La technologie V2G : une solution pour la mobilité électrique ?

Article paru le 4 mars 2014 | Partager sur les réseaux sociaux

Classé dans : Énergie Tribune

L’essor des véhicules électriques représente un enjeu industriel majeur des 20 prochaines années. Il pourrait y avoir deux millions de voitures électriques en France d’ici 2020.

Si cette mutation est actuellement portée principalement par l’industrie automobile, les acteurs de la gestion du réseau électrique sont fortement impactés et se montrent très impliqués dans la mise en place de solutions pour permettre son développement à grande échelle.

Améliorer la mobilité électrique est d’ailleurs devenu un enjeu majeur chez ERDF. La préparation de la mise en place sur le territoire de bornes de rechargement électrique implique pour le gestionnaire du réseau de distribution non seulement de raccorder ces nouvelles installations, mais aussi de garantir la capacité du réseau à fournir la puissance et la qualité nécessaire pour charger un véhicule électrique.

Les acteurs se préparent à cette mutation

Si le développement des véhicules électriques reste incertain, il dépendra de la qualité de l’offre qui sera proposée aux utilisateurs. Afin de relever ce défi, les acteurs majeurs des secteurs de l’automobile et de l’électricité travaillent ensemble sur de nombreux projets expérimentaux.

Le projet Infini Drive lancé en 2012, mené dans plusieurs villes françaises et bénéficiant de subventions de l’Ademe a permis notamment d’analyser les données d’utilisation des véhicules électriques afin de concevoir des systèmes de gestion intelligente des flottes de véhicules.

Des projets comme Mini E Paris (BMW) et Save (Renault) menées les 3 dernières années ont permis de tester le comportements des conducteurs ainsi que leur appréciation du système électrique de charge.

Un autre projet (projet Kleber) mené à Strasbourg par EDF et Toyota a notamment permis à l’électricien français d’observer les habitudes de charges. La filiale d’EDF SODETREL en charge de l’exploitation des infrastructures de charge a participé au projet Kleber et développe actuellement un système de supervision des bornes connectées en collectant en temps réel l’état des points de charge.

Il apparait que les recharges de véhicules interviennent lors des heures de pointe, où la consommation est la plus élevée, et EDF doit trouver des solutions pour décaler la charge hors de ces périodes afin d’éviter des incidents de surcharges sur le réseau.

Mise au point de la technologie V2G

Une des solutions pourrait être l’utilisation de la technologie "Vehicule to Grid", ou Véhicule vers le réseau qui permet aux voitures électriques d’injecter de l’électricité sur le réseau.

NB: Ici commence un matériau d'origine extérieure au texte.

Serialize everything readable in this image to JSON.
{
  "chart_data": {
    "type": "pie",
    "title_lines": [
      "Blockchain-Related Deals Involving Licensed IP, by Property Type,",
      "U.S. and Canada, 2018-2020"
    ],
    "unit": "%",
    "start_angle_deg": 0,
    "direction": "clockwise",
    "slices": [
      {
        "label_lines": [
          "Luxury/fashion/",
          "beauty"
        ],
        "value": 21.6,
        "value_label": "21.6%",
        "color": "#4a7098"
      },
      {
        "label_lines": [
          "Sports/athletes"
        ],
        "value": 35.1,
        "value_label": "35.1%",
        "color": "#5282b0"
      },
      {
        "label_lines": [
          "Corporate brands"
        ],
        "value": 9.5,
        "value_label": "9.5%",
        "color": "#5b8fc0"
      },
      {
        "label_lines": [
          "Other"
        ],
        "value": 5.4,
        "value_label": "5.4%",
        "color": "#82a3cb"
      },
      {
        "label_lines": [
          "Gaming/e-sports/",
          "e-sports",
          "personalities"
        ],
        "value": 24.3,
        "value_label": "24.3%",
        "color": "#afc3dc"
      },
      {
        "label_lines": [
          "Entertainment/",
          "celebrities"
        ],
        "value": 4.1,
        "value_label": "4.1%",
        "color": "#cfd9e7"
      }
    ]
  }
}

Ces véhicules représenteraient une solution de stockage de l’électricité qui permettrait de consommer pendant les périodes de pointes de l’électricité produite pendant la nuit par exemple.

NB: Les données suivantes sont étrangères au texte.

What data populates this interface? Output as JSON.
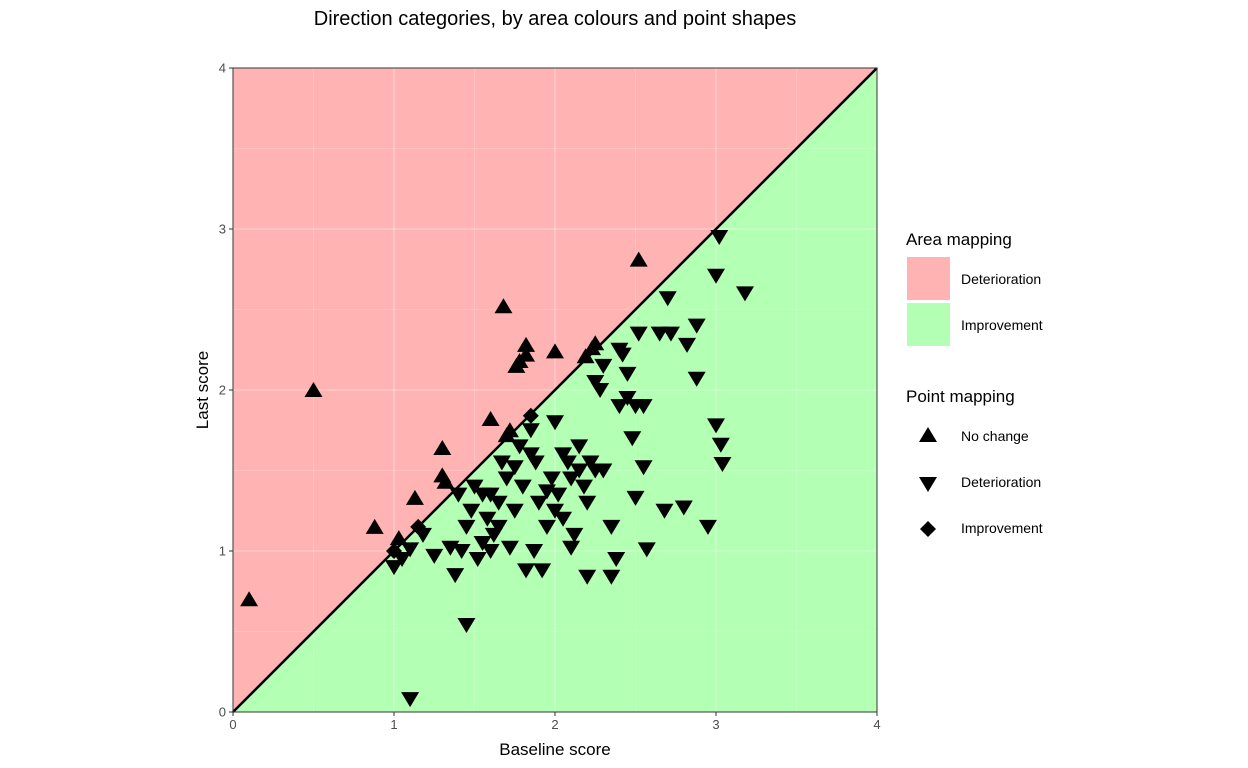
{
  "chart_data": {
    "type": "scatter",
    "title": "Direction categories, by area colours and point shapes",
    "xlabel": "Baseline score",
    "ylabel": "Last score",
    "xlim": [
      0,
      4
    ],
    "ylim": [
      0,
      4
    ],
    "x_ticks": [
      0,
      1,
      2,
      3,
      4
    ],
    "y_ticks": [
      0,
      1,
      2,
      3,
      4
    ],
    "grid": true,
    "reference_line": "y = x",
    "area_colors": {
      "upper": "#ffb3b3",
      "lower": "#b3ffb3"
    },
    "legend_placement": "right",
    "area_legend": {
      "title": "Area mapping",
      "items": [
        {
          "label": "Deterioration",
          "color": "#ffb3b3"
        },
        {
          "label": "Improvement",
          "color": "#b3ffb3"
        }
      ]
    },
    "point_legend": {
      "title": "Point mapping",
      "items": [
        {
          "label": "No change",
          "shape": "triangle-up"
        },
        {
          "label": "Deterioration",
          "shape": "triangle-down"
        },
        {
          "label": "Improvement",
          "shape": "diamond"
        }
      ]
    },
    "series": [
      {
        "name": "No change",
        "shape": "triangle-up",
        "points": [
          [
            0.1,
            0.7
          ],
          [
            0.5,
            2.0
          ],
          [
            0.88,
            1.15
          ],
          [
            1.03,
            1.08
          ],
          [
            1.13,
            1.33
          ],
          [
            1.3,
            1.64
          ],
          [
            1.3,
            1.47
          ],
          [
            1.32,
            1.43
          ],
          [
            1.6,
            1.82
          ],
          [
            1.68,
            2.52
          ],
          [
            1.7,
            1.72
          ],
          [
            1.72,
            1.75
          ],
          [
            1.76,
            2.15
          ],
          [
            1.78,
            2.18
          ],
          [
            1.82,
            2.28
          ],
          [
            1.82,
            2.22
          ],
          [
            2.0,
            2.24
          ],
          [
            2.19,
            2.21
          ],
          [
            2.23,
            2.26
          ],
          [
            2.25,
            2.29
          ],
          [
            2.52,
            2.81
          ]
        ]
      },
      {
        "name": "Deterioration",
        "shape": "triangle-down",
        "points": [
          [
            1.1,
            0.08
          ],
          [
            1.45,
            0.54
          ],
          [
            1.0,
            0.9
          ],
          [
            1.05,
            0.95
          ],
          [
            1.1,
            1.01
          ],
          [
            1.18,
            1.1
          ],
          [
            1.25,
            0.97
          ],
          [
            1.35,
            1.02
          ],
          [
            1.38,
            0.85
          ],
          [
            1.42,
            1.0
          ],
          [
            1.45,
            1.15
          ],
          [
            1.48,
            1.25
          ],
          [
            1.52,
            0.95
          ],
          [
            1.55,
            1.05
          ],
          [
            1.58,
            1.2
          ],
          [
            1.6,
            1.35
          ],
          [
            1.62,
            1.1
          ],
          [
            1.65,
            1.3
          ],
          [
            1.67,
            1.55
          ],
          [
            1.7,
            1.45
          ],
          [
            1.72,
            1.02
          ],
          [
            1.75,
            1.25
          ],
          [
            1.78,
            1.65
          ],
          [
            1.8,
            1.4
          ],
          [
            1.82,
            0.88
          ],
          [
            1.85,
            1.6
          ],
          [
            1.87,
            1.0
          ],
          [
            1.9,
            1.3
          ],
          [
            1.92,
            0.88
          ],
          [
            1.95,
            1.15
          ],
          [
            1.98,
            1.45
          ],
          [
            2.0,
            1.8
          ],
          [
            2.02,
            1.35
          ],
          [
            2.05,
            1.2
          ],
          [
            2.08,
            1.55
          ],
          [
            2.1,
            1.02
          ],
          [
            2.12,
            1.1
          ],
          [
            2.15,
            1.5
          ],
          [
            2.18,
            1.4
          ],
          [
            2.2,
            0.84
          ],
          [
            2.22,
            1.55
          ],
          [
            2.25,
            1.5
          ],
          [
            2.28,
            2.0
          ],
          [
            2.3,
            1.5
          ],
          [
            2.35,
            1.15
          ],
          [
            2.38,
            0.95
          ],
          [
            2.35,
            0.84
          ],
          [
            2.4,
            1.9
          ],
          [
            2.42,
            2.22
          ],
          [
            2.45,
            1.95
          ],
          [
            2.48,
            1.7
          ],
          [
            2.5,
            1.33
          ],
          [
            2.52,
            2.35
          ],
          [
            2.55,
            1.52
          ],
          [
            2.57,
            1.01
          ],
          [
            2.65,
            2.35
          ],
          [
            2.68,
            1.25
          ],
          [
            2.72,
            2.35
          ],
          [
            2.8,
            1.27
          ],
          [
            2.82,
            2.28
          ],
          [
            2.88,
            2.4
          ],
          [
            2.88,
            2.07
          ],
          [
            2.95,
            1.15
          ],
          [
            3.0,
            1.78
          ],
          [
            3.0,
            2.71
          ],
          [
            3.02,
            2.95
          ],
          [
            3.03,
            1.66
          ],
          [
            3.04,
            1.54
          ],
          [
            3.18,
            2.6
          ],
          [
            2.7,
            2.57
          ],
          [
            1.88,
            1.55
          ],
          [
            1.95,
            1.37
          ],
          [
            2.0,
            1.25
          ],
          [
            1.55,
            1.35
          ],
          [
            1.6,
            1.0
          ],
          [
            1.4,
            1.35
          ],
          [
            1.5,
            1.4
          ],
          [
            1.65,
            1.15
          ],
          [
            1.75,
            1.52
          ],
          [
            1.85,
            1.75
          ],
          [
            2.05,
            1.6
          ],
          [
            2.1,
            1.45
          ],
          [
            2.2,
            1.3
          ],
          [
            2.3,
            2.15
          ],
          [
            2.45,
            2.1
          ],
          [
            2.5,
            1.9
          ],
          [
            2.55,
            1.9
          ],
          [
            2.4,
            2.25
          ],
          [
            2.25,
            2.05
          ],
          [
            2.15,
            1.65
          ]
        ]
      },
      {
        "name": "Improvement",
        "shape": "diamond",
        "points": [
          [
            1.0,
            1.0
          ],
          [
            1.15,
            1.15
          ],
          [
            1.85,
            1.84
          ]
        ]
      }
    ]
  }
}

Ce mode de fonctionnement permettrait en plus aux usagers d’amortir plus rapidement l’acquisition de leur véhicule électrique en étant rémunéré pour l’électricité injectée sur le réseau à des heures de pointes (le prix de l’électricité variant pendant la journée avec des tarifs plus bas pendant la nuit et plus haut aux alentours de 19h). Cela pourrait représenter un argument supplémentaire pour les constructeurs de voitures et ainsi faciliter le développement des voitures électriques.

Les détenteurs de voitures électriques seraient ainsi incités à décharger leurs batteries et injecter de l’électricité sur le réseau pendant les heures de pointes et décaler le rechargement de leurs batteries pendant la nuit où le prix est moins élevé, ce qui répondrait à un enjeu important pour l’implantation des voitures électriques.

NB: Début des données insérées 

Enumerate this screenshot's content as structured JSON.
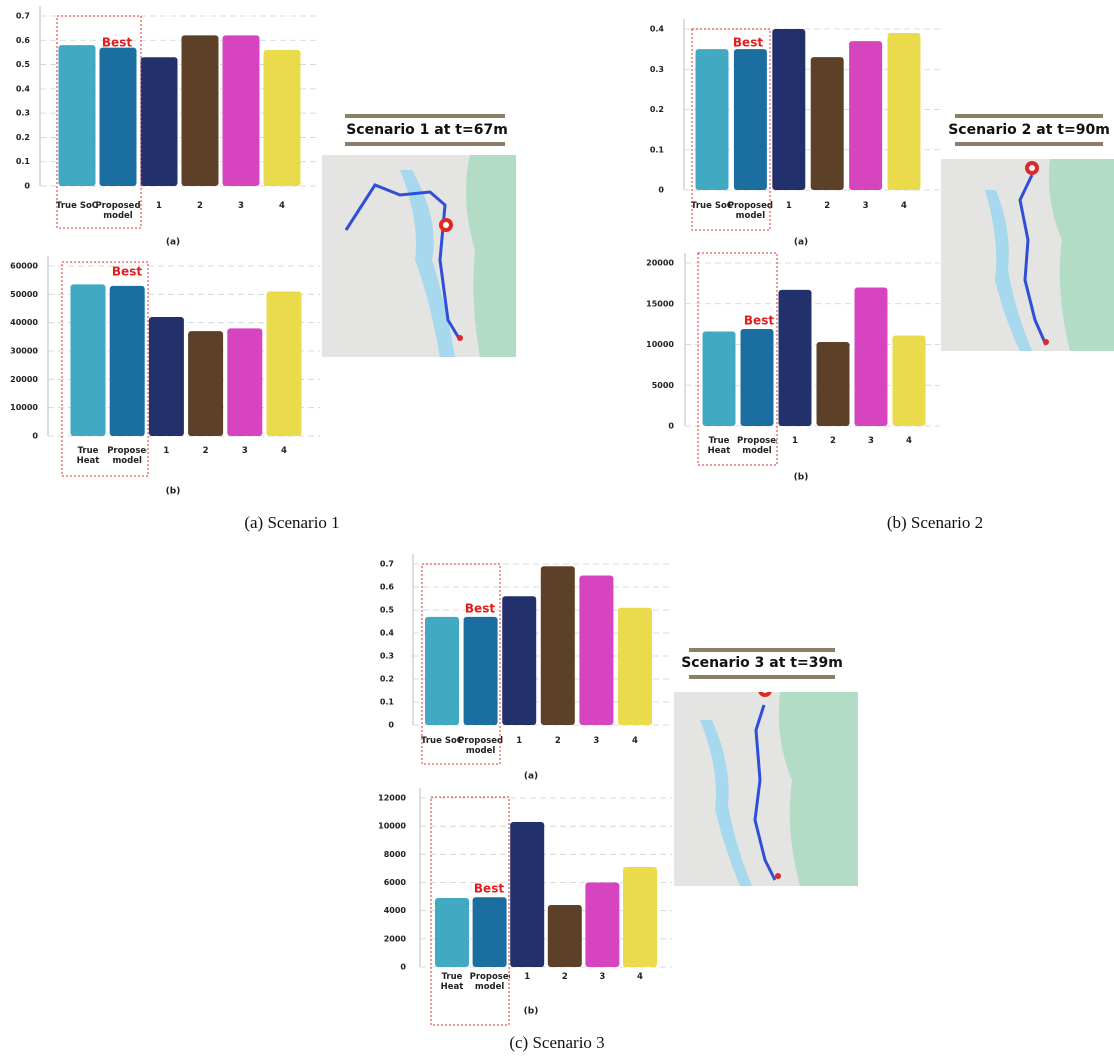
{
  "chart_data": [
    {
      "type": "bar",
      "panel_label": "(a)",
      "annotation": "Best",
      "categories": [
        "True SoC",
        "Proposed model",
        "1",
        "2",
        "3",
        "4"
      ],
      "values": [
        0.58,
        0.57,
        0.53,
        0.62,
        0.62,
        0.56
      ],
      "colors": [
        "#42a9c2",
        "#1a6fa0",
        "#22306b",
        "#5c4128",
        "#d744c0",
        "#eadb4c"
      ],
      "ylim": [
        0,
        0.7
      ],
      "yticks": [
        0,
        0.1,
        0.2,
        0.3,
        0.4,
        0.5,
        0.6,
        0.7
      ],
      "grid": true
    },
    {
      "type": "bar",
      "panel_label": "(b)",
      "annotation": "Best",
      "categories": [
        "True Heat",
        "Proposed model",
        "1",
        "2",
        "3",
        "4"
      ],
      "values": [
        53500,
        53000,
        42000,
        37000,
        38000,
        51000
      ],
      "colors": [
        "#42a9c2",
        "#1a6fa0",
        "#22306b",
        "#5c4128",
        "#d744c0",
        "#eadb4c"
      ],
      "ylim": [
        0,
        60000
      ],
      "yticks": [
        0,
        10000,
        20000,
        30000,
        40000,
        50000,
        60000
      ],
      "grid": true
    },
    {
      "type": "bar",
      "panel_label": "(a)",
      "annotation": "Best",
      "categories": [
        "True SoC",
        "Proposed model",
        "1",
        "2",
        "3",
        "4"
      ],
      "values": [
        0.35,
        0.35,
        0.4,
        0.33,
        0.37,
        0.39
      ],
      "colors": [
        "#42a9c2",
        "#1a6fa0",
        "#22306b",
        "#5c4128",
        "#d744c0",
        "#eadb4c"
      ],
      "ylim": [
        0,
        0.4
      ],
      "yticks": [
        0,
        0.1,
        0.2,
        0.3,
        0.4
      ],
      "grid": true
    },
    {
      "type": "bar",
      "panel_label": "(b)",
      "annotation": "Best",
      "categories": [
        "True Heat",
        "Proposed model",
        "1",
        "2",
        "3",
        "4"
      ],
      "values": [
        11600,
        11900,
        16700,
        10300,
        17000,
        11100
      ],
      "colors": [
        "#42a9c2",
        "#1a6fa0",
        "#22306b",
        "#5c4128",
        "#d744c0",
        "#eadb4c"
      ],
      "ylim": [
        0,
        20000
      ],
      "yticks": [
        0,
        5000,
        10000,
        15000,
        20000
      ],
      "grid": true
    },
    {
      "type": "bar",
      "panel_label": "(a)",
      "annotation": "Best",
      "categories": [
        "True SoC",
        "Proposed model",
        "1",
        "2",
        "3",
        "4"
      ],
      "values": [
        0.47,
        0.47,
        0.56,
        0.69,
        0.65,
        0.51
      ],
      "colors": [
        "#42a9c2",
        "#1a6fa0",
        "#22306b",
        "#5c4128",
        "#d744c0",
        "#eadb4c"
      ],
      "ylim": [
        0,
        0.7
      ],
      "yticks": [
        0,
        0.1,
        0.2,
        0.3,
        0.4,
        0.5,
        0.6,
        0.7
      ],
      "grid": true
    },
    {
      "type": "bar",
      "panel_label": "(b)",
      "annotation": "Best",
      "categories": [
        "True Heat",
        "Proposed model",
        "1",
        "2",
        "3",
        "4"
      ],
      "values": [
        4900,
        4950,
        10300,
        4400,
        6000,
        7100
      ],
      "colors": [
        "#42a9c2",
        "#1a6fa0",
        "#22306b",
        "#5c4128",
        "#d744c0",
        "#eadb4c"
      ],
      "ylim": [
        0,
        12000
      ],
      "yticks": [
        0,
        2000,
        4000,
        6000,
        8000,
        10000,
        12000
      ],
      "grid": true
    }
  ],
  "map_titles": [
    "Scenario 1 at t=67m",
    "Scenario 2 at t=90m",
    "Scenario 3 at t=39m"
  ],
  "captions": [
    "(a)  Scenario 1",
    "(b)  Scenario 2",
    "(c)  Scenario 3"
  ]
}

En parallèle, il faudra mettre en place des systèmes de contrôle automatisés de la gestion automatique du mode injection/soutirage en fonction du niveau de la batterie.

La question de l’interaction avec les gestionnaires du réseau se pose également : Les systèmes de comptages devront s’adapter à ce nouveau mode d’utilisation du réseau et devront être capable d’identifier quelque soit le lieu de l’injection à qui appartient la voiture pour que le propriétaire puisse être rémunéré.

Même si à l’heure actuelle le réseau électrique ainsi que la production d’électricité ne sont pas dimensionnés pour permettre le développement à grande échelle des voitures électriques, les acteurs sont mobilisés pour que cette transition puisse devenir une réalité.